Dr. Mingying La, a princess of the Na (Mosuo) people from the northwest of China, came to explore our unique culture and exchange ideas about cultural preservation. Dr. Mingying La, who is associated with the Sichuan Academy of Social Sciences, was joined by Madame Cao Jian Ping, the director of the Mosuo Cultural Museum in Lugu Lake. They were accompanied by Dr. Shaoting Yin, the Head of Anthropology Museum at Yunnan University, Mrs. Wuyun Tuya, a PhD candidate from Lanzhou University in China, and Dr. Qing Li, from the University of Ottawa.
The Na people are an ethnic minority in China facing similar challenges to us. Like us, the Na are concerned with cultural maintenance wishing to preserve their culture for future generations and assist younger generations in learning about their culture. As we recognize at ACCI, future generations are the key to survival for any culture; working to preserve invaluable objects important to knowledge of our history, and creating engaging and relevant learning opportunities is at the heart of much of our work.
The Na have a unique language that many younger Na today loosing proficiency in. As in Eeyou Istchee, there is a great deal of work by the Na to be completed to ensure the survival of their language. The Na language, like Cree, has an oral tradition; the history of their people was learned by priests and passed by word of mouth from generation to generation. Because the use of writing system aids in language maintenance, the Na are urgently working to create a written form of the Na language.
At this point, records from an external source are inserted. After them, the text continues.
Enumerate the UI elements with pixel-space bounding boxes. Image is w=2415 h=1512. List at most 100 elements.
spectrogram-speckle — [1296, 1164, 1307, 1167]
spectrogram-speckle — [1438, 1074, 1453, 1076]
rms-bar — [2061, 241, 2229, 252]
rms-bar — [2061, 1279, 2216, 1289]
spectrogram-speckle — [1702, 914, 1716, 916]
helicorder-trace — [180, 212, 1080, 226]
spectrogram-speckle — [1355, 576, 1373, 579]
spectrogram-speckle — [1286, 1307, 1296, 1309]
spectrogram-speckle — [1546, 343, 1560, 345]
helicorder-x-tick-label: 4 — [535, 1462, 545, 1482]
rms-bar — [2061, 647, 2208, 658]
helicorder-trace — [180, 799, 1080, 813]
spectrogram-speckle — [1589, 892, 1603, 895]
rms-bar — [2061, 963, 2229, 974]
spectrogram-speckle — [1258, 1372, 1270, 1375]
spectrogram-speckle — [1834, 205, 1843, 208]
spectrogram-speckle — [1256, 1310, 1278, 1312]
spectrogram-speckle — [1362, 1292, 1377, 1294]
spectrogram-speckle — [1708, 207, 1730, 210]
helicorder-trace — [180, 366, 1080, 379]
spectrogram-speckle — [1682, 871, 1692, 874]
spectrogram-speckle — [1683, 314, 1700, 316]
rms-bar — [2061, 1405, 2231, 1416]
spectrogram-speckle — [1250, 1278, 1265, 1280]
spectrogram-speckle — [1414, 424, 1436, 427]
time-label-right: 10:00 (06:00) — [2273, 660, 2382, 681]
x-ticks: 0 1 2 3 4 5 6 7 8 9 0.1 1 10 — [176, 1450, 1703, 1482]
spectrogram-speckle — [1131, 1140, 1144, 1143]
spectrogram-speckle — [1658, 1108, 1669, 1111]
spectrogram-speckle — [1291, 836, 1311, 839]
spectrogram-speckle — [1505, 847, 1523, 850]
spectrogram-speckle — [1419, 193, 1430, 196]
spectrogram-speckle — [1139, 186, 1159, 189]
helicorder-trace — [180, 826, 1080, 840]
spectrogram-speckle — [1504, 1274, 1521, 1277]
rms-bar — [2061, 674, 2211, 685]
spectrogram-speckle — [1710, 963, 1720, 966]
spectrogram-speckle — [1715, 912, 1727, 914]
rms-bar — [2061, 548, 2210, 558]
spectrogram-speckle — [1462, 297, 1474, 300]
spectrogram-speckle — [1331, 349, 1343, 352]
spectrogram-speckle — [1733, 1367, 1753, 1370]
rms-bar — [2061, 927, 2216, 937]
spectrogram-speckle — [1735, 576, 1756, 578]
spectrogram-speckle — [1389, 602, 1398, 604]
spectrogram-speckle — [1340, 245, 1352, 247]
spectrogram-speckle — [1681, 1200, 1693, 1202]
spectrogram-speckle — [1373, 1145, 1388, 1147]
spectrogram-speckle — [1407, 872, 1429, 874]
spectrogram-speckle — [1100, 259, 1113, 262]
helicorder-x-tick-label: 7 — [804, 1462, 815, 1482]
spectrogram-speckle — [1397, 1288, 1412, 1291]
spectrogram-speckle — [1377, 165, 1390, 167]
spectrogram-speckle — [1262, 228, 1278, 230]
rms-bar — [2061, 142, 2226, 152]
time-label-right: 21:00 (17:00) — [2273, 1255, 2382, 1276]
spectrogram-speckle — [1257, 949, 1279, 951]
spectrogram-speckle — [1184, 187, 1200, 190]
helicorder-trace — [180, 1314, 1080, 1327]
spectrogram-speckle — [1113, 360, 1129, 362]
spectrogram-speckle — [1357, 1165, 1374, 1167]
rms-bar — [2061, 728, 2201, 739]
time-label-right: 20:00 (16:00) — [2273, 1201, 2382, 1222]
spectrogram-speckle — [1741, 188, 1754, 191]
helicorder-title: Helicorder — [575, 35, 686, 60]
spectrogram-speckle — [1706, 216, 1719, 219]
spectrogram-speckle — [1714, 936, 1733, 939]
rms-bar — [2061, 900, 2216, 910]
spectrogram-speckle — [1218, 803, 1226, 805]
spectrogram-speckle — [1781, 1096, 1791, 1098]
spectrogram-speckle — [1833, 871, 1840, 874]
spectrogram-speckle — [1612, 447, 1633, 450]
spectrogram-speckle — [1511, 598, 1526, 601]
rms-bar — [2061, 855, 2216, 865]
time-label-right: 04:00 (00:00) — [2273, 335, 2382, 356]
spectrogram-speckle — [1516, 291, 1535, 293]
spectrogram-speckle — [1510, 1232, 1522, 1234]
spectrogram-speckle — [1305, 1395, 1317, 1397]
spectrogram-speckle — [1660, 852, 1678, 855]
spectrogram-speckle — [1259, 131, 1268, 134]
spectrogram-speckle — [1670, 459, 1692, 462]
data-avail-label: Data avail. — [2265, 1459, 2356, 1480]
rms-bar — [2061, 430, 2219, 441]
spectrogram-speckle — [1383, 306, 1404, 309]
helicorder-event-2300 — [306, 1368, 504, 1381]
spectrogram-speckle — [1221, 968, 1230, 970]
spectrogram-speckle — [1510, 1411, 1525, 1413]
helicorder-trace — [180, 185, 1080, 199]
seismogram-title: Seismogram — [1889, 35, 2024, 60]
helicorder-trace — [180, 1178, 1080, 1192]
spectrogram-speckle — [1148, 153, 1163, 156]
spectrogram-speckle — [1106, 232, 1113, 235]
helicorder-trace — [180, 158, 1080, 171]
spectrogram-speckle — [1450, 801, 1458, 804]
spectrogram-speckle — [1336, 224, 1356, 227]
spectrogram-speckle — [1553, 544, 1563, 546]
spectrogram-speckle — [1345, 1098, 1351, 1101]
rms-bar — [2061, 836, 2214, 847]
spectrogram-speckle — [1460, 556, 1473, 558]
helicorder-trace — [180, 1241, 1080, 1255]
They will use this writing system to ensure that their history and stories are recorded for future generations.
Having a visit from a very interesting group of people is not new to ACCI. We welcome unique groups often, but the opportunity to welcome a royal guest was a first for us. We tried our best to be of use to them as part of their mission of learning. We discussed our work and what we do to protect and preserve our culture and cultural objects. After coming to see our state of the art building, the group left with ideas about to how to run their cultural centre so that it can be highly effective in achieving their vision. Hopefully this new found partnership will bring forward wonderful opportunities to share and discuss in the future!